#include<stdio.h>
using namespace std;
void fun(int** a){}
int main()
{
int n;
scanf("%d",&n);
int a[n][n];
fun(a);
return 0;
}
在 C++ 中出现此错误,但它在 C 中工作正常,但适用于类型转换为 (void*)a 然后转换为 array=(int**)a:
test_.cpp:9:8: error: cannot convert
‘int (*)[(((unsigned int)(((int)n) + -0x00000000000000001)) + 1)]’
to ‘int**’ for argument ‘1’ to ‘void fun(int**)’
tried to pass a[][size] but size is not known
双精度数组不会转换为双指针。
将双精度数组传递给您的函数,如下所示:
void fun(int arr[][5]);
现在它将起作用。
当T[N][N]衰减时,它变成T*[N]在数组中传递时没有可行的转换。
将二维数组传递给函数时,您必须指定第二维大小。否则,编译器无法在不知道第二维大小的情况下对二维数组元素进行寻址。采用
f(a[][5])
您的代码有几个问题。一个是 C 语言,另一个是 C++。
The C problem:
Even in C, your multidimensional array int a[n][n] does not convert to an int**. There's a huge difference between ragged (or jagged) multidimensional arrays and contiguous multidimensional arrays. Ragged arrays are declared and allocated as
int ** jagged_array
A jagged array declared in this style can obviously be passed as an int** argument to some function; there's no conversion involved. With this type of array, the programmer must allocate (and eventually free) storage for an array of int* pointers to each of the rows in the array and must also allocate (and eventually free) storage for each of the array's rows.
int * jagged_array[size_spec].
A jagged array declared in this style can also be passed as an int** argument to some function because of the way arrays decay to pointers in C (and C++). With this type of array, the programmer must allocate (and eventually free) storage for each of the array's rows.
Note that in both forms, there is an explicit place in memory for the int* pointers that point to the zeroth elements of the rows of the array. That is not the case with multidimensional arrays. A pointer to a row in a multidimensional array is computed, not stored.
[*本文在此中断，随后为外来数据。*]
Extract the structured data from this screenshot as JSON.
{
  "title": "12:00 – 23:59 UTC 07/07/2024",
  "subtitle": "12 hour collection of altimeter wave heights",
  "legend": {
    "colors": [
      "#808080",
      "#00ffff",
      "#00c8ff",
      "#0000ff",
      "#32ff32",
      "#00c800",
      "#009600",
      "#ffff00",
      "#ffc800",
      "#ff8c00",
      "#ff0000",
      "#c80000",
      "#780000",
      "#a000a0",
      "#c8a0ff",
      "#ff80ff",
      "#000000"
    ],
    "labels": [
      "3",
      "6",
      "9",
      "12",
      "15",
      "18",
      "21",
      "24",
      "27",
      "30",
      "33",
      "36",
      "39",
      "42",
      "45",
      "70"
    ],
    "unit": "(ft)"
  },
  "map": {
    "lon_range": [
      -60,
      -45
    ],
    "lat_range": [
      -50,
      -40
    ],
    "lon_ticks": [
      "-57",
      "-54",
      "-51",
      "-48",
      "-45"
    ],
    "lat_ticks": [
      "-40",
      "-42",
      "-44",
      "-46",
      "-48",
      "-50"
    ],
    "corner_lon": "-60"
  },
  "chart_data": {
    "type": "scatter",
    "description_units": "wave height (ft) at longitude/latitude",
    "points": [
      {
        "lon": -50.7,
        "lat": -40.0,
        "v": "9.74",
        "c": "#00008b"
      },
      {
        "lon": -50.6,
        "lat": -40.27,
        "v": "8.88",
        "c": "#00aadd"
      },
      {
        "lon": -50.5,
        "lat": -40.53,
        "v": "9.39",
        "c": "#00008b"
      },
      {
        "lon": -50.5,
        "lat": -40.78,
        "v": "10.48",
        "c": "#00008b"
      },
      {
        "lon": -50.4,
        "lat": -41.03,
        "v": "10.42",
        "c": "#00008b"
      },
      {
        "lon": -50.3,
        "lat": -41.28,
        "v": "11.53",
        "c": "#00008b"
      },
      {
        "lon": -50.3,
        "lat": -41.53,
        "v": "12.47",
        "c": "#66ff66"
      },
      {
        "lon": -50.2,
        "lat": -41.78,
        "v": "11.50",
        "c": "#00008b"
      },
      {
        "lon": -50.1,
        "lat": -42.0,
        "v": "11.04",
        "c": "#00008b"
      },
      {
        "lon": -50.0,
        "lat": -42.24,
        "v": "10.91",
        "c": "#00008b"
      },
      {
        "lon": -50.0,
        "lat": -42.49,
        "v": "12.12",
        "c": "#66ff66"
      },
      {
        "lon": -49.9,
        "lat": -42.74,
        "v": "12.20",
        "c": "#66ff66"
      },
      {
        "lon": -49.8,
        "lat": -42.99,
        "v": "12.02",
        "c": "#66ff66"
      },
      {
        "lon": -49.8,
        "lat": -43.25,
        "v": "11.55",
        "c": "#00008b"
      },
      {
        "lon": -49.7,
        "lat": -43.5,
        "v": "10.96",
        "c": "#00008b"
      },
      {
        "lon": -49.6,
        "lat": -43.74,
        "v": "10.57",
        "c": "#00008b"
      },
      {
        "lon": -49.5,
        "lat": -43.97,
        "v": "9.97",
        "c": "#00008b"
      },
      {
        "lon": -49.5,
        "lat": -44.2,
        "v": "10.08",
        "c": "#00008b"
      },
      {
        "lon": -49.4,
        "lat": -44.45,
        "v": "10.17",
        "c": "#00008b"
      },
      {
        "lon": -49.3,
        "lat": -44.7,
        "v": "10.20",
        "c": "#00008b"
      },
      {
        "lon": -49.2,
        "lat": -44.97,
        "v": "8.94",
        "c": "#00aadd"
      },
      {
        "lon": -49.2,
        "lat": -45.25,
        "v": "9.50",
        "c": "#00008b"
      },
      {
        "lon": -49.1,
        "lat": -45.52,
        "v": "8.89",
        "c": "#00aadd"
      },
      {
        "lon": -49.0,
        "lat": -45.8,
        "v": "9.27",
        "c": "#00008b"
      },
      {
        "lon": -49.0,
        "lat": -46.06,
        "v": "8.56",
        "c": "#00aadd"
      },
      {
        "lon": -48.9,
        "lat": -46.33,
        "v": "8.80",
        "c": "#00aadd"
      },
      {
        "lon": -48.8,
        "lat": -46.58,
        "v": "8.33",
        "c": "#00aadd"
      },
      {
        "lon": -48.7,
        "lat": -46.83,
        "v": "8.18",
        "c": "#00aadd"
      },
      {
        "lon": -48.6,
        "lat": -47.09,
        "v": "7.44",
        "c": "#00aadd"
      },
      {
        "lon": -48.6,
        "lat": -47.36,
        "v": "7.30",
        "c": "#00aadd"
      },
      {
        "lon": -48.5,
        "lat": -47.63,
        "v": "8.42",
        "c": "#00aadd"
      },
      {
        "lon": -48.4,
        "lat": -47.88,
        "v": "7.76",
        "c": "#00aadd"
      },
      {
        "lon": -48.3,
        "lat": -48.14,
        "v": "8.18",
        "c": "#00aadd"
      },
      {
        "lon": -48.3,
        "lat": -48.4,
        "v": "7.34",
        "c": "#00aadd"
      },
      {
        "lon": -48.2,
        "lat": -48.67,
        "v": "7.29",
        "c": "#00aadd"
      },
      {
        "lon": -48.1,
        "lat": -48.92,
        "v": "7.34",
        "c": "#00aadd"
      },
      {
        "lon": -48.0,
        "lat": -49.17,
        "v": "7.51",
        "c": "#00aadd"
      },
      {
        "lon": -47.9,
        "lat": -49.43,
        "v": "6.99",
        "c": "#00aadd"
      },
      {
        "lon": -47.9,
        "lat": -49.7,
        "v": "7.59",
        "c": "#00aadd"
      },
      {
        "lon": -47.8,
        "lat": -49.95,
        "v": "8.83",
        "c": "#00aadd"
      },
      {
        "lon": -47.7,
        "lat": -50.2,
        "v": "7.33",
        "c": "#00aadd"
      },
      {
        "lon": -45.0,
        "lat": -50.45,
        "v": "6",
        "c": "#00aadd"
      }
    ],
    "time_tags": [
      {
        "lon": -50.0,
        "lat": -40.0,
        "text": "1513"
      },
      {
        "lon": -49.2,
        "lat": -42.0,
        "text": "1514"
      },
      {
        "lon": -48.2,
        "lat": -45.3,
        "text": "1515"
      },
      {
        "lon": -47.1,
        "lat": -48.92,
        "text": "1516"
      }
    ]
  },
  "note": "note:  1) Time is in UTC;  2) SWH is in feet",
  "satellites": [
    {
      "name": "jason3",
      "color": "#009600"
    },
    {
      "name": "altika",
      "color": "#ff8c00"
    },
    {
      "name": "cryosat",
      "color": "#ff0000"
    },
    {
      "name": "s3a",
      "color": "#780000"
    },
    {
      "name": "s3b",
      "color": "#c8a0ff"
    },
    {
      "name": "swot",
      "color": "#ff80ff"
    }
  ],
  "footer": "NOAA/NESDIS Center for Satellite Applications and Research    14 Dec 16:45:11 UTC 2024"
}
A multidimensional array declared as int a[n][n] cannot decay to an int**. It instead decays into an int*[n]. In C, a function that receives a variable length multidimensional array such as your int a[n][n] should be declared as <return_type> fund (int n, int vla[n][n]). (The array argument could also be specified as vla[][n]; the outer dimension is not needed.)
The C++ problem:
You are using variable length arrays. C++ does not support that C99 concept. That concept didn't exist in C with the original 1998 version of C++. The 2003 C++ standard was a minor revision to the 1998 C++ standard, so it didn't jump to C99. The authors of the most recent C++ standard, C++11, explicitly rejected supporting those C99 variable length arrays. You can't use variable length arrays in C++, at least not portably.